Quand’è che una norma viene riconosciuta iniqua ? Ciascuno di noi – non importa dove è nato, non importa come arriva – ha lo stesso diritto al lavoro, allo studio all’assistenza e alla dignità civile. Non può essere scavalcato perché privo di amicizie. La legge è giusta quando non rompe l’uguaglianza tra cittadini attribuendo a tutti le stesse opportunità.
Mi permetto di stralciare e ripetere nuovamente questa breve frase perchè particolarmente bella, non banale e spesso disattesa.
Questo scenario ci mette in grande crisi! E i cristiani, per quello speciale carisma di verità e giustizia che discende da Gesù Cristo stesso, non possono tacerlo a se’ stessi, e devono far riecheggiare ogni voce che “grida nel deserto” con l’intento di educare, risvegliare la coscienza e operare concretamente per una maggior giustizia ed equità.

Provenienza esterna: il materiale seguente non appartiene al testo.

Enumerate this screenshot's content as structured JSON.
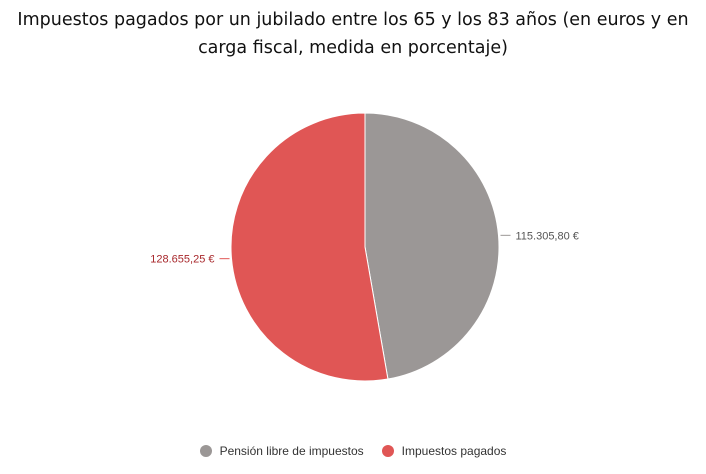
{
  "chart_data": {
    "type": "pie",
    "title_lines": [
      "Impuestos pagados por un jubilado entre los 65 y los 83 años (en euros y en",
      "carga fiscal, medida en porcentaje)"
    ],
    "series": [
      {
        "name": "Pensión libre de impuestos",
        "value": 115305.8,
        "label": "115.305,80 €",
        "color": "#9b9796",
        "label_color": "#555555"
      },
      {
        "name": "Impuestos pagados",
        "value": 128655.25,
        "label": "128.655,25 €",
        "color": "#e05655",
        "label_color": "#a8282c"
      }
    ],
    "start_angle_deg": 0,
    "direction": "clockwise",
    "legend_position": "bottom-center"
  }
}
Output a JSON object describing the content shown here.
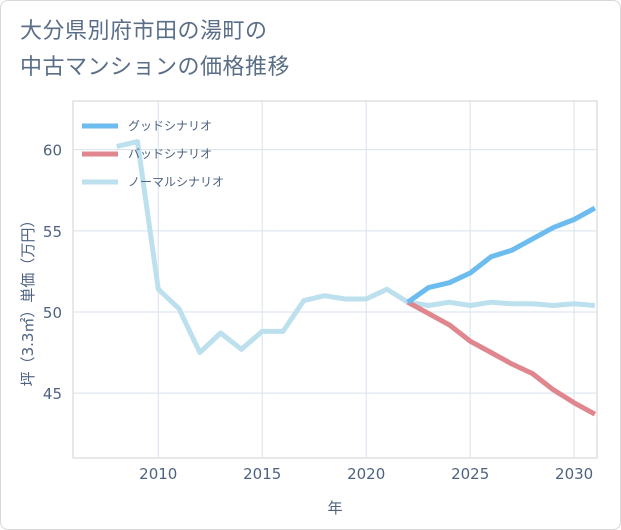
{
  "title": {
    "line1": "大分県別府市田の湯町の",
    "line2": "中古マンションの価格推移"
  },
  "chart_data": {
    "type": "line",
    "title": "大分県別府市田の湯町の中古マンションの価格推移",
    "xlabel": "年",
    "ylabel": "坪（3.3㎡）単価（万円）",
    "xlim": [
      2005.9,
      2031.1
    ],
    "ylim": [
      41.0,
      63.0
    ],
    "xticks": [
      2010,
      2015,
      2020,
      2025,
      2030
    ],
    "yticks": [
      45,
      50,
      55,
      60
    ],
    "grid": true,
    "legend_position": "top-left",
    "series": [
      {
        "name": "グッドシナリオ",
        "color": "#6cbcef",
        "x": [
          2022,
          2023,
          2024,
          2025,
          2026,
          2027,
          2028,
          2029,
          2030,
          2031
        ],
        "y": [
          50.6,
          51.5,
          51.8,
          52.4,
          53.4,
          53.8,
          54.5,
          55.2,
          55.7,
          56.4
        ]
      },
      {
        "name": "バッドシナリオ",
        "color": "#e0868e",
        "x": [
          2022,
          2023,
          2024,
          2025,
          2026,
          2027,
          2028,
          2029,
          2030,
          2031
        ],
        "y": [
          50.6,
          49.9,
          49.2,
          48.2,
          47.5,
          46.8,
          46.2,
          45.2,
          44.4,
          43.7
        ]
      },
      {
        "name": "ノーマルシナリオ",
        "color": "#bde0ee",
        "x": [
          2008,
          2009,
          2010,
          2011,
          2012,
          2013,
          2014,
          2015,
          2016,
          2017,
          2018,
          2019,
          2020,
          2021,
          2022,
          2023,
          2024,
          2025,
          2026,
          2027,
          2028,
          2029,
          2030,
          2031
        ],
        "y": [
          60.2,
          60.5,
          51.4,
          50.2,
          47.5,
          48.7,
          47.7,
          48.8,
          48.8,
          50.7,
          51.0,
          50.8,
          50.8,
          51.4,
          50.6,
          50.4,
          50.6,
          50.4,
          50.6,
          50.5,
          50.5,
          50.4,
          50.5,
          50.4
        ]
      }
    ]
  }
}
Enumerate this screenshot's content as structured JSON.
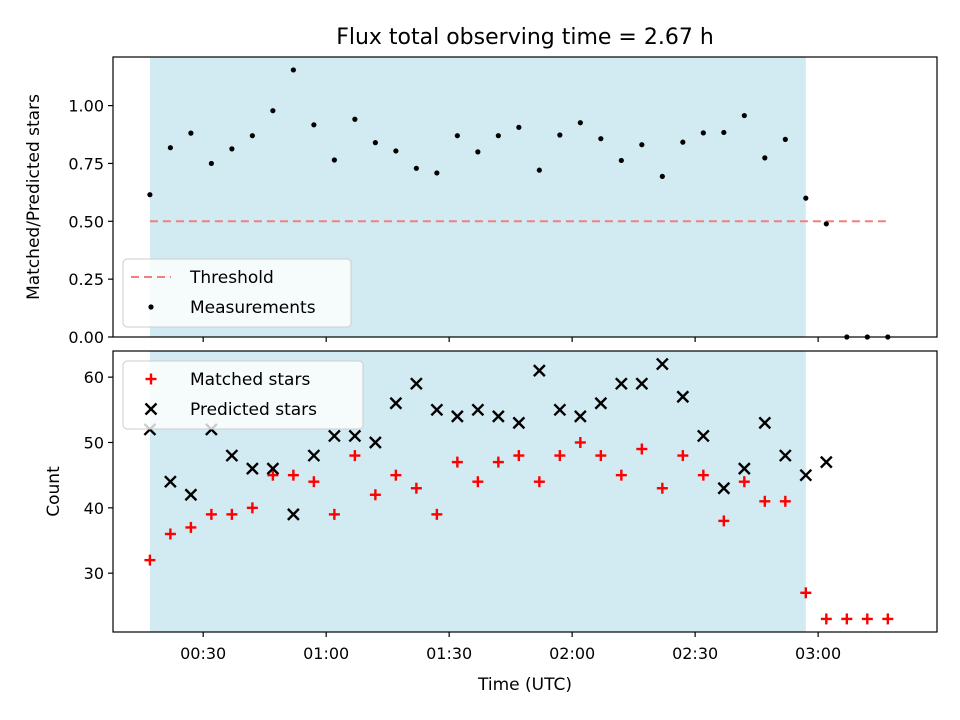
{
  "chart_data": [
    {
      "type": "scatter",
      "title": "Flux total observing time = 2.67 h",
      "xlabel": "",
      "ylabel": "Matched/Predicted stars",
      "xlim": [
        "00:08",
        "03:29"
      ],
      "ylim": [
        0,
        1.21
      ],
      "yticks": [
        0.0,
        0.25,
        0.5,
        0.75,
        1.0
      ],
      "ytick_labels": [
        "0.00",
        "0.25",
        "0.50",
        "0.75",
        "1.00"
      ],
      "shaded_region": {
        "x": [
          "00:17",
          "02:57"
        ],
        "color": "#add8e6"
      },
      "grid": false,
      "legend_location": "lower-left",
      "series": [
        {
          "name": "Threshold",
          "kind": "dashed-line",
          "color": "#f08080",
          "x": [
            "00:17",
            "03:17"
          ],
          "y": [
            0.5,
            0.5
          ]
        },
        {
          "name": "Measurements",
          "kind": "dot",
          "color": "#000000",
          "x": [
            "00:17",
            "00:22",
            "00:27",
            "00:32",
            "00:37",
            "00:42",
            "00:47",
            "00:52",
            "00:57",
            "01:02",
            "01:07",
            "01:12",
            "01:17",
            "01:22",
            "01:27",
            "01:32",
            "01:37",
            "01:42",
            "01:47",
            "01:52",
            "01:57",
            "02:02",
            "02:07",
            "02:12",
            "02:17",
            "02:22",
            "02:27",
            "02:32",
            "02:37",
            "02:42",
            "02:47",
            "02:52",
            "02:57",
            "03:02",
            "03:07",
            "03:12",
            "03:17"
          ],
          "y": [
            0.615,
            0.818,
            0.881,
            0.75,
            0.813,
            0.87,
            0.978,
            1.154,
            0.917,
            0.765,
            0.941,
            0.84,
            0.804,
            0.729,
            0.709,
            0.87,
            0.8,
            0.87,
            0.906,
            0.721,
            0.873,
            0.926,
            0.857,
            0.763,
            0.831,
            0.694,
            0.842,
            0.882,
            0.884,
            0.957,
            0.774,
            0.854,
            0.6,
            0.489,
            0,
            0,
            0
          ]
        }
      ]
    },
    {
      "type": "scatter",
      "title": "",
      "xlabel": "Time (UTC)",
      "ylabel": "Count",
      "xlim": [
        "00:08",
        "03:29"
      ],
      "ylim": [
        21,
        64
      ],
      "xticks": [
        "00:30",
        "01:00",
        "01:30",
        "02:00",
        "02:30",
        "03:00"
      ],
      "yticks": [
        30,
        40,
        50,
        60
      ],
      "ytick_labels": [
        "30",
        "40",
        "50",
        "60"
      ],
      "shaded_region": {
        "x": [
          "00:17",
          "02:57"
        ],
        "color": "#add8e6"
      },
      "grid": false,
      "legend_location": "upper-left",
      "series": [
        {
          "name": "Matched stars",
          "kind": "plus",
          "color": "#ff0000",
          "x": [
            "00:17",
            "00:22",
            "00:27",
            "00:32",
            "00:37",
            "00:42",
            "00:47",
            "00:52",
            "00:57",
            "01:02",
            "01:07",
            "01:12",
            "01:17",
            "01:22",
            "01:27",
            "01:32",
            "01:37",
            "01:42",
            "01:47",
            "01:52",
            "01:57",
            "02:02",
            "02:07",
            "02:12",
            "02:17",
            "02:22",
            "02:27",
            "02:32",
            "02:37",
            "02:42",
            "02:47",
            "02:52",
            "02:57",
            "03:02",
            "03:07",
            "03:12",
            "03:17"
          ],
          "y": [
            32,
            36,
            37,
            39,
            39,
            40,
            45,
            45,
            44,
            39,
            48,
            42,
            45,
            43,
            39,
            47,
            44,
            47,
            48,
            44,
            48,
            50,
            48,
            45,
            49,
            43,
            48,
            45,
            38,
            44,
            41,
            41,
            27,
            23,
            23,
            23,
            23
          ]
        },
        {
          "name": "Predicted stars",
          "kind": "cross",
          "color": "#000000",
          "x": [
            "00:17",
            "00:22",
            "00:27",
            "00:32",
            "00:37",
            "00:42",
            "00:47",
            "00:52",
            "00:57",
            "01:02",
            "01:07",
            "01:12",
            "01:17",
            "01:22",
            "01:27",
            "01:32",
            "01:37",
            "01:42",
            "01:47",
            "01:52",
            "01:57",
            "02:02",
            "02:07",
            "02:12",
            "02:17",
            "02:22",
            "02:27",
            "02:32",
            "02:37",
            "02:42",
            "02:47",
            "02:52",
            "02:57",
            "03:02"
          ],
          "y": [
            52,
            44,
            42,
            52,
            48,
            46,
            46,
            39,
            48,
            51,
            51,
            50,
            56,
            59,
            55,
            54,
            55,
            54,
            53,
            61,
            55,
            54,
            56,
            59,
            59,
            62,
            57,
            51,
            43,
            46,
            53,
            48,
            45,
            47
          ]
        }
      ]
    }
  ]
}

Grazie del richiamo a tenere giustizia ed equità come grandi orizzonti di riferimento. Per una prassi di cittadinanza che se non è apolitica, dovrebbe però almeno essere sovrapolitica, perchè non esiste più democrazia ne’ politica in uno scenario dove giustizia e legalità sono deturpate. Giustizia e legalità non possono appartenere ad una parte, ne’ tantomeno possono mai essere “di parte”, ma devono essere ricercate e salvaguardate da tutti, insieme, con profondo spirito di verità.
Il titolo della discussione
Il titolo della discussione mi piace "Legalità e giustizia" , il sottotitolo "la solitudine dei non raccomandati" mi invoglia a leggere con entusiasmo. Il testo seguente mi fa scrivere di getto quanto penso in merito ma successivamente mi ricordo della linea di condotta proposta da leo (e da me condivisa) per questo Forum ed al fine di non rischiare di addentrarmi in polemiche decido di non esprimere la mia opinione e per non alimentare un dibattito che non ritengo costruttivo lascio che sia solamente il giudice Colombo ad esprimere la sua opinione.
Personalmente ritengo che la pubblicazione dell'opinione già conosciuta e perseguita da anni del giudice Colombo, mai dimostrata nei fatti, ma conforme ad un teorema ben noto, sia proprio quello che secondo la linea suddetta e la mia opinione personale cercavamo di evitare nel nostro sito parrocchiale.
legalità e giustizia 3
Per cercare di affrontare le legittime perplessità di Marco e non ridurre i tentativi di comprendere e soprattutto ricercare un coerente percorso di fede, vorrei proporre un brano del Vangelo di Luca (Lc. 3, 19-20): “Inoltre Giovanni aveva rimproverato il governatore Erode perché si era preso Erodiade, moglie di suo fratello, e per altre cose cattive che aveva fatto. Allora Erode aggiunse un altro delitto a quelli che aveva già fatto: fece imprigionare anche Giovanni”.
Come sia finita poi, lo sappiamo fin troppo bene. Ora, mi si potrà eccepire cosa centri San Giovanni Battista con i Magistrati Colombo, Falcone, Borsellino (… si può uccidere in molti modi). Effettivamente non molto se non per una cosa … che tra i cittadini di Gerusalemme ci saranno stati una Mariangela, un Marco, un Alberto … come noi, che hanno taciuto.